Gondoliers will have to wear hard hats instead of straw boaters in case they hit their heads on low bridges, and gloves so that the poles don’t hurt their hands. Luminous yellow jackets must be worn while gondolas are in motion. No singing or accordion-playing will be permitted in the gondolas due to complaints in certain residential areas.
Passengers must wear lifejackets, hard hats and seatbelts. They will have to listen to a five-minute talk on ‘What to do if Your Gondola Runs into Trouble’, and sign a disclaimer.
Double yellow lines would be painted along historical walls so that workers can only moor their boats in certain areas where parking metres have been roughly concreted into the ground. The transferring of goods from boats to trolleys would be limited to five minutes to avoid congestion.

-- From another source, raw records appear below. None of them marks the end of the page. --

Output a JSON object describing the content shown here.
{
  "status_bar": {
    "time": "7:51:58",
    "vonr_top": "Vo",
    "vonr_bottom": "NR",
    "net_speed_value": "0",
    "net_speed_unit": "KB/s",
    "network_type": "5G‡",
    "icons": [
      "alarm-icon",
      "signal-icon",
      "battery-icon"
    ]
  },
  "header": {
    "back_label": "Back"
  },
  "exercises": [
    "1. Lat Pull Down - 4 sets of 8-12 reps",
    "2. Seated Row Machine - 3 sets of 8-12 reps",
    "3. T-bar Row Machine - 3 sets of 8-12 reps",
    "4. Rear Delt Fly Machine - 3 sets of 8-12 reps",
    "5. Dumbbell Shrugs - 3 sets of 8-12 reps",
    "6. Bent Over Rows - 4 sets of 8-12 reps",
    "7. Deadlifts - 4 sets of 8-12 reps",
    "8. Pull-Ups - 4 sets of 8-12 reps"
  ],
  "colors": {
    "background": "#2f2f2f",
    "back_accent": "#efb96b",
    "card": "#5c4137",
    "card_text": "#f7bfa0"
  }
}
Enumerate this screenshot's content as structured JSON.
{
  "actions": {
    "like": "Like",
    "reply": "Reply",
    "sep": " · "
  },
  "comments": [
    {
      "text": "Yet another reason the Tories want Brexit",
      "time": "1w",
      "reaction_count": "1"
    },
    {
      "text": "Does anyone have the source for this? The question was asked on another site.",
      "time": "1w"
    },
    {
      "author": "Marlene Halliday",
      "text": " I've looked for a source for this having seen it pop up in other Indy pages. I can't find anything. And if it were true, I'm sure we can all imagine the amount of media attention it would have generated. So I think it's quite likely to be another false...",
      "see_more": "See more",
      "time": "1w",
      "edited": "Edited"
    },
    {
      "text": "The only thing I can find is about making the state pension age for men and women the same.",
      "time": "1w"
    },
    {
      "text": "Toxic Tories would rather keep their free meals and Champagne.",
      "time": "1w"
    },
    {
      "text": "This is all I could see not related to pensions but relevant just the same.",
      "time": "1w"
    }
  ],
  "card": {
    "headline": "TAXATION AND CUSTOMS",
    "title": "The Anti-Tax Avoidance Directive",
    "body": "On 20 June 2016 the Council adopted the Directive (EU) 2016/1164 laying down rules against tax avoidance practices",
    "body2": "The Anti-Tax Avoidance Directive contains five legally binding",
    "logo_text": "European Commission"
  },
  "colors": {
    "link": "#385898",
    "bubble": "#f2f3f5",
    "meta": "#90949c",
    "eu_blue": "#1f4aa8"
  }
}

All trollies must have a flashing light on the top and make a beeping noise.
Porters would only be allowed to carry two boxes at once to avoid personal injury, and never stacked on top of each other in case one falls off and injures a passing pedestrian.
Steel-capped boots and industrial gloves must be worn at all times.
Due to sexual equality, women porters will be allowed, but as the work will be far too hard and demanding for them, all bridges would have to be fitted with stair-lifts, and special trolley lanes will be painted pink to avoid weaving through all the tourist groups.
Only a maximum of six months’ sick leave will be allowed for damaged ligaments, backache and stress caused by asking people to get out of the way.
Every historical bridge will have to have wide concrete ramps for the disabled. The cement must be mixed elsewhere and transported from the mooring-bay four streets away. Masks must be worn while carrying it.
All the steps and every canal must have white-painted edges, and strong high barriers to prevent drunks and old ladies from toppling in the water. Warning signs must be clearly displayed everywhere to warn people that they’re approaching water and that swimming is forbidden. Suitably-dressed Water Wardens will whiz around in small motor boats, slapping tickets on illegally-moored boats.
Councils all over the country will regularly hold expensive dinners to discuss Health and Safety, and plans to stop historic Britain from sinking.
But before any decisions were made, I think Britain would sink under all the paperwork, don’t you?